The good news was that eating fruit appeared to protect young people from asthma and allergies. Eating three or more portions a week reduced the severity of the symptoms by 11 percent among teenagers and 14 percent among younger children.
The research, published in the journal Thorax, part of the BMJ group, came out of a large collaborative project called the International Study of Asthma and Allergies in Childhood (ISAAC), which involves nearly 2 million children in more than 100 countries, making it the biggest of its kind.
Fast food — the authors specifically mentioned burgers only because it was the reference to fast food that most people would understand — was the only food type associated with asthma and allergies across all age ranges and countries.

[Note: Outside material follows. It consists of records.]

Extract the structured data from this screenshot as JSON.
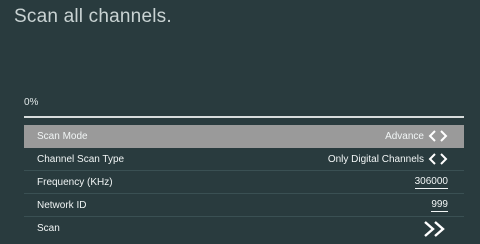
{
  "screen": {
    "title": "Scan all channels."
  },
  "progress": {
    "label": "0%",
    "value": 0
  },
  "menu": {
    "items": [
      {
        "label": "Scan Mode",
        "value": "Advance",
        "control": "left-right-arrows"
      },
      {
        "label": "Channel Scan Type",
        "value": "Only Digital Channels",
        "control": "left-right-arrows"
      },
      {
        "label": "Frequency (KHz)",
        "value": "306000",
        "control": "editable-number"
      },
      {
        "label": "Network ID",
        "value": "999",
        "control": "editable-number"
      },
      {
        "label": "Scan",
        "value": "",
        "control": "double-chevron-right"
      }
    ]
  },
  "colors": {
    "background": "#293b3e",
    "selected_row": "#9a9a9a",
    "text": "#f1f5f5"
  }
}
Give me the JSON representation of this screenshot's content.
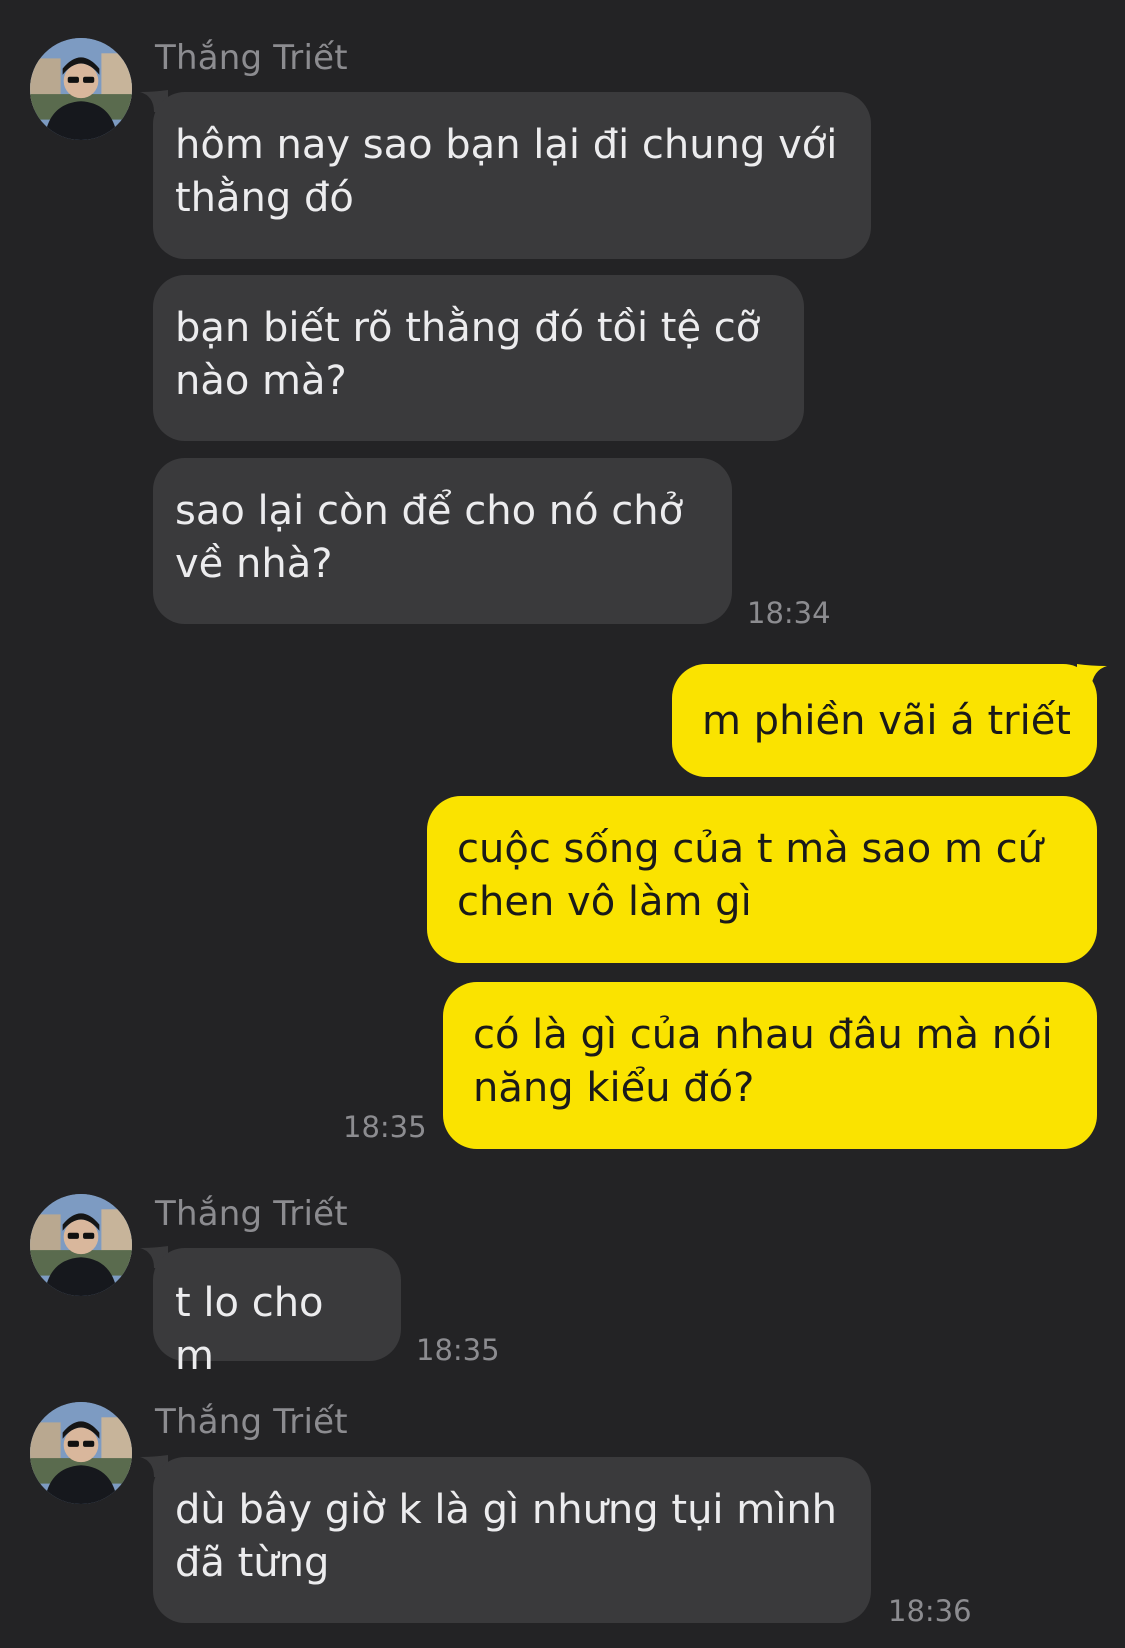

The authors said that “such consistency adds some weight to the possible causality of the relationship.”
However, they said more research would be needed to discover whether fast food is definitely a problem.
The fast food link was stronger among teenagers than among the young children, which the authors suggest may be because adolescents have more independence, money and control over what they eat.
The paper says a link between fast food and asthma and allergies is biologically plausible. It could be “related to higher saturated fatty acids, trans fatty acids, sodium, carbohydrates and sugar levels of fast food and possibly preservatives.”
In the teenagers, eating butter, margarine and pasta was also associated with asthma symptoms.
Studies which involve asking people about their diet can be problematic, because people either forget or tailor the truth. Professor Hywel Williams, from the center of evidence-based dermatology at Nottingham University, said recall over the 12 months of the study was more likely to be inaccurate than biased and this would tend to dilute any association between fast food and asthma, rather than the reverse.
“Now if there was a widespread belief already out there that fast foods are ‘bad’ for allergies, then you could say the data was simply reflecting such prior prejudices/beliefs, but we are not aware of any such widespread prior belief,” he said.